Three years ago, while working on chip design at Intel, Luminal co-founder Joe Fioti had a realization: even the most advanced hardware is limited if the software that powers it is difficult for developers to use.
“You can make the best hardware on earth, but if it’s hard for developers to use, they’re just not going to use it,” he told reporters.
That insight led to the creation of Luminal, a startup focused on solving GPU software bottlenecks. The company has now raised $5.3 million in seed funding, led by Felicis Ventures, with participation from angels including Paul Graham, Guillermo Rauch, and Ben Porterfield. Luminal was part of Y Combinator’s Summer 2025 batch.
Optimizing the Software Layer Between AI Models and GPUs
Luminal sells compute infrastructure, similar to new-generation cloud companies like CoreWeave and Lambda Labs. But instead of relying primarily on GPUs, the startup differentiates itself by squeezing more performance out of existing hardware through deep software optimization.
The company focuses on the compiler layer—the crucial translation layer between developer-written code and GPU instructions. This is the same software stack that Fioti struggled with while building chips at Intel.

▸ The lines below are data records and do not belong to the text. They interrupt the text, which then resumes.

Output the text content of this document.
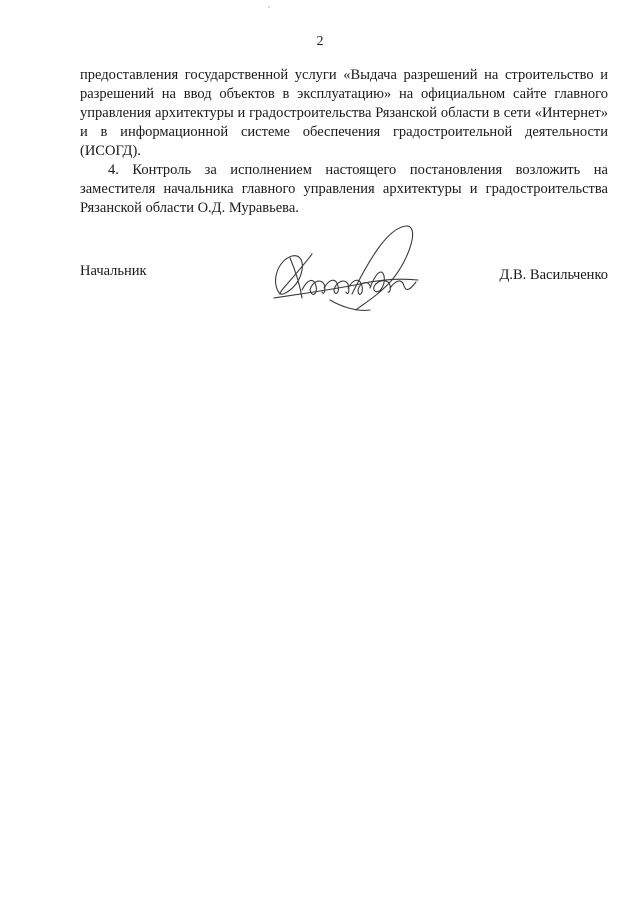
2

предоставления государственной услуги «Выдача разрешений на строительство и разрешений на ввод объектов в эксплуатацию» на официальном сайте главного управления архитектуры и градостроительства Рязанской области в сети «Интернет» и в информационной системе обеспечения градостроительной деятельности (ИСОГД).

4. Контроль за исполнением настоящего постановления возложить на заместителя начальника главного управления архитектуры и градостроительства Рязанской области О.Д. Муравьева.

Начальник	Д.В. Васильченко
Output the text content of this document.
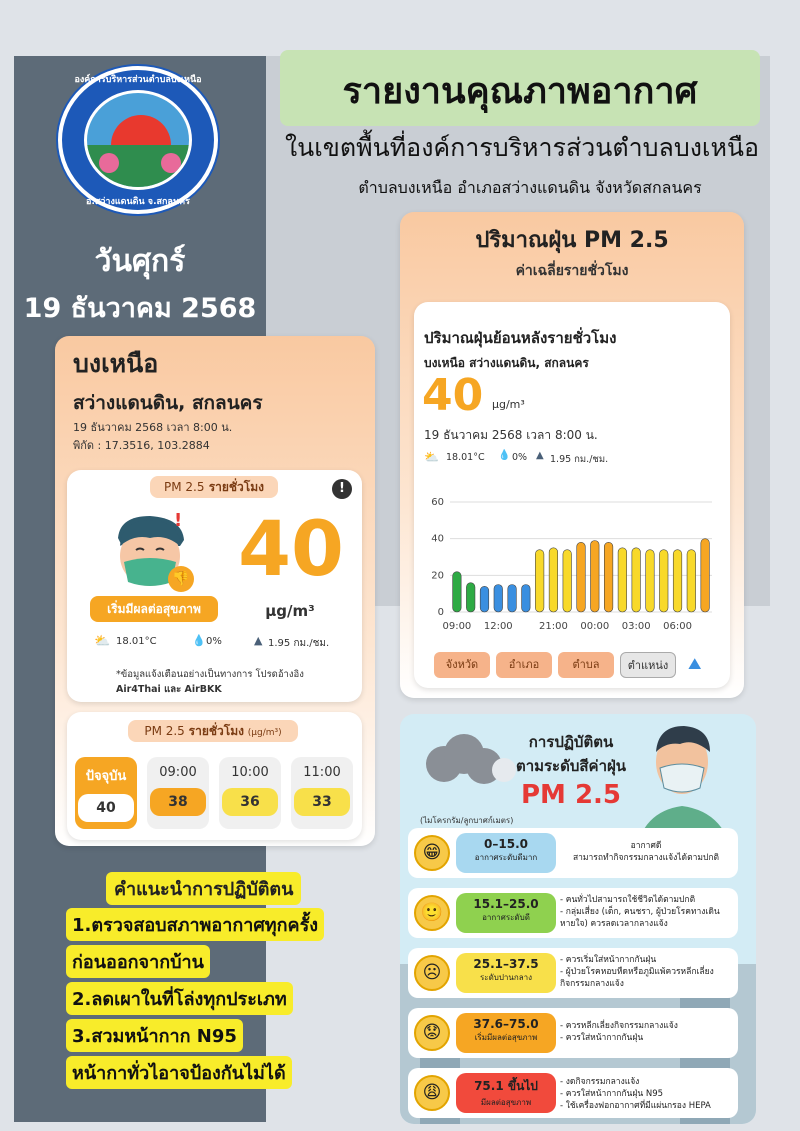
องค์การบริหารส่วนตำบลบงเหนือ
อ.สว่างแดนดิน จ.สกลนคร
วันศุกร์
19 ธันวาคม 2568
รายงานคุณภาพอากาศ
ในเขตพื้นที่องค์การบริหารส่วนตำบลบงเหนือ
ตำบลบงเหนือ อำเภอสว่างแดนดิน จังหวัดสกลนคร
บงเหนือ
สว่างแดนดิน, สกลนคร
19 ธันวาคม 2568 เวลา 8:00 น.
พิกัด : 17.3516, 103.2884
PM 2.5 รายชั่วโมง	!
!
👎
เริ่มมีผลต่อสุขภาพ
40
µg/m³
⛅ 18.01°C	💧 0%	▲ 1.95 กม./ชม.
*ข้อมูลแจ้งเตือนอย่างเป็นทางการ โปรดอ้างอิง
Air4Thai และ AirBKK
PM 2.5 รายชั่วโมง (µg/m³)
ปัจจุบัน
40
09:00
38
10:00
36
11:00
33
คำแนะนำการปฏิบัติตน
1.ตรวจสอบสภาพอากาศทุกครั้ง
ก่อนออกจากบ้าน
2.ลดเผาในที่โล่งทุกประเภท
3.สวมหน้ากาก N95
หน้ากาทั่วไอาจป้องกันไม่ได้
ปริมาณฝุ่น PM 2.5
ค่าเฉลี่ยรายชั่วโมง
ปริมาณฝุ่นย้อนหลังรายชั่วโมง
บงเหนือ สว่างแดนดิน, สกลนคร
40 µg/m³
19 ธันวาคม 2568 เวลา 8:00 น.
⛅ 18.01°C 💧 0% ▲ 1.95 กม./ชม.
0
20
40
60
09:00 12:00	21:00 00:00 03:00 06:00
จังหวัด	อำเภอ	ตำบล	ตำแหน่ง	⛰
การปฏิบัติตน
ตามระดับสีค่าฝุ่น
PM 2.5
(ไมโครกรัม/ลูกบาศก์เมตร)
😁	0–15.0
อากาศระดับดีมาก
อากาศดี
สามารถทำกิจกรรมกลางแจ้งได้ตามปกติ
🙂	15.1–25.0
อากาศระดับดี
- คนทั่วไปสามารถใช้ชีวิตได้ตามปกติ
- กลุ่มเสี่ยง (เด็ก, คนชรา, ผู้ป่วยโรคทางเดินหายใจ) ควรลดเวลากลางแจ้ง
☹	25.1–37.5
ระดับปานกลาง
- ควรเริ่มใส่หน้ากากกันฝุ่น
- ผู้ป่วยโรคหอบหืดหรือภูมิแพ้ควรหลีกเลี่ยงกิจกรรมกลางแจ้ง
😟	37.6–75.0
เริ่มมีผลต่อสุขภาพ
- ควรหลีกเลี่ยงกิจกรรมกลางแจ้ง
- ควรใส่หน้ากากกันฝุ่น
😩	75.1 ขึ้นไป
มีผลต่อสุขภาพ
- งดกิจกรรมกลางแจ้ง
- ควรใส่หน้ากากกันฝุ่น N95
- ใช้เครื่องฟอกอากาศที่มีแผ่นกรอง HEPA
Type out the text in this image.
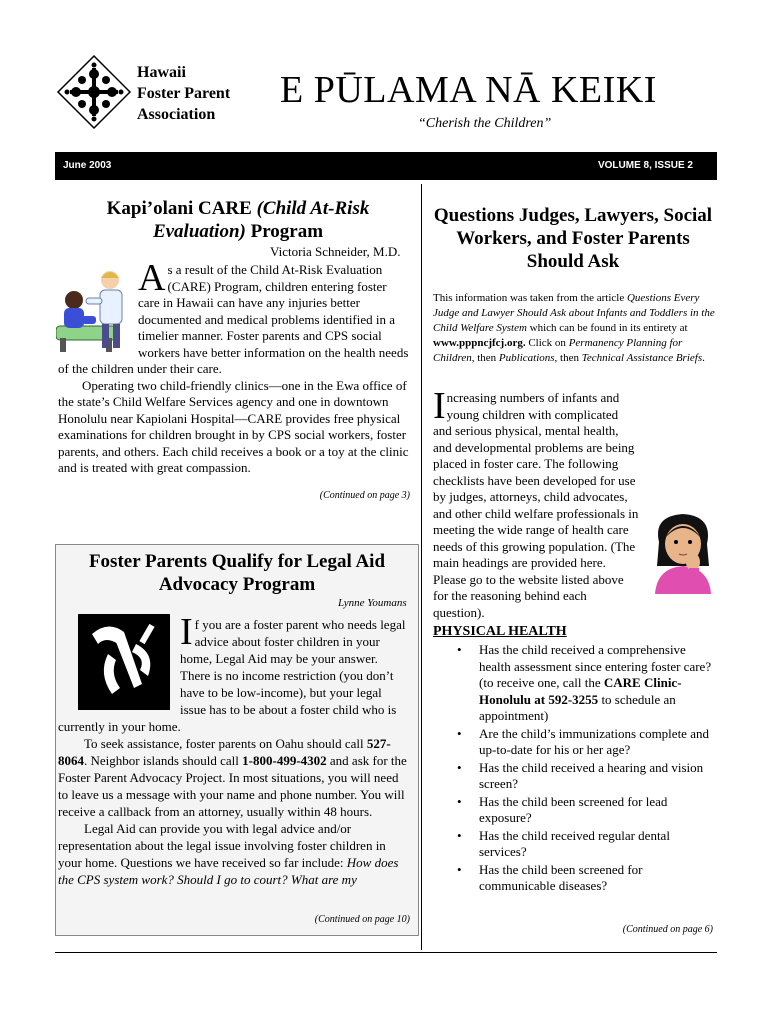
Hawaii
Foster Parent
Association
E PŪLAMA NĀ KEIKI
“Cherish the Children”
June 2003	VOLUME 8, ISSUE 2
Kapi’olani CARE (Child At-Risk Evaluation) Program
Victoria Schneider, M.D.

As a result of the Child At-Risk Evaluation (CARE) Program, children entering foster care in Hawaii can have any injuries better documented and medical problems identified in a timelier manner. Foster parents and CPS social workers have better information on the health needs of the children under their care.

Operating two child-friendly clinics—one in the Ewa office of the state’s Child Welfare Services agency and one in downtown Honolulu near Kapiolani Hospital—CARE provides free physical examinations for children brought in by CPS social workers, foster parents, and others. Each child receives a book or a toy at the clinic and is treated with great compassion.

(Continued on page 3)
Foster Parents Qualify for Legal Aid Advocacy Program
Lynne Youmans

If you are a foster parent who needs legal advice about foster children in your home, Legal Aid may be your answer. There is no income restriction (you don’t have to be low-income), but your legal issue has to be about a foster child who is currently in your home.

To seek assistance, foster parents on Oahu should call 527-8064. Neighbor islands should call 1-800-499-4302 and ask for the Foster Parent Advocacy Project. In most situations, you will need to leave us a message with your name and phone number. You will receive a callback from an attorney, usually within 48 hours.

Legal Aid can provide you with legal advice and/or representation about the legal issue involving foster children in your home. Questions we have received so far include: How does the CPS system work? Should I go to court? What are my

(Continued on page 10)
Questions Judges, Lawyers, Social Workers, and Foster Parents Should Ask
This information was taken from the article Questions Every Judge and Lawyer Should Ask about Infants and Toddlers in the Child Welfare System which can be found in its entirety at www.pppncjfcj.org. Click on Permanency Planning for Children, then Publications, then Technical Assistance Briefs.

Increasing numbers of infants and young children with complicated and serious physical, mental health, and developmental problems are being placed in foster care. The following checklists have been developed for use by judges, attorneys, child advocates, and other child welfare professionals in meeting the wide range of health care needs of this growing population. (The main headings are provided here. Please go to the website listed above for the reasoning behind each question).

PHYSICAL HEALTH
• Has the child received a comprehensive health assessment since entering foster care? (to receive one, call the CARE Clinic-Honolulu at 592-3255 to schedule an appointment)
• Are the child’s immunizations complete and up-to-date for his or her age?
• Has the child received a hearing and vision screen?
• Has the child been screened for lead exposure?
• Has the child received regular dental services?
• Has the child been screened for communicable diseases?
(Continued on page 6)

Today, the industry standard compiler is Nvidia CUDA, a powerful but partially open-source system that has played a huge role in Nvidia’s dominance. With global GPU shortages and surging model workloads, Luminal believes there is enormous opportunity in building a more efficient, more flexible alternative across the rest of the compute stack.
Riding the Wave of Inference Optimization
Luminal is part of a fast-emerging category of startups focused on inference optimization—making AI models run faster and cheaper. Companies like BaseTen and Together AI have helped pioneer the space, while newer teams such as Tensormesh and Clarifai are experimenting with specialized performance techniques.
But Luminal faces competition from the optimization teams inside major AI labs and cloud hyperscalers, who tune for a narrower set of models and hardware. Luminal, by contrast, must optimize for whatever architecture its customers bring.
Fioti isn’t worried.
“It’ll always be possible to spend six months hand-tuning a model for a specific piece of hardware and outperform a compiler,” he said. “But our bet is that for everything short of that, a flexible, all-purpose optimization layer is incredibly valuable — and the demand is only growing.”
A Team Built for Systems-Level Problem Solving
Fioti co-founded Luminal with Jake Stevens (ex-Apple) and Matthew Gunton (ex-Amazon). Together, they bring engineering experience across large-scale compute, hardware design, and high-performance software — all essential for rethinking how AI workloads hit the metal.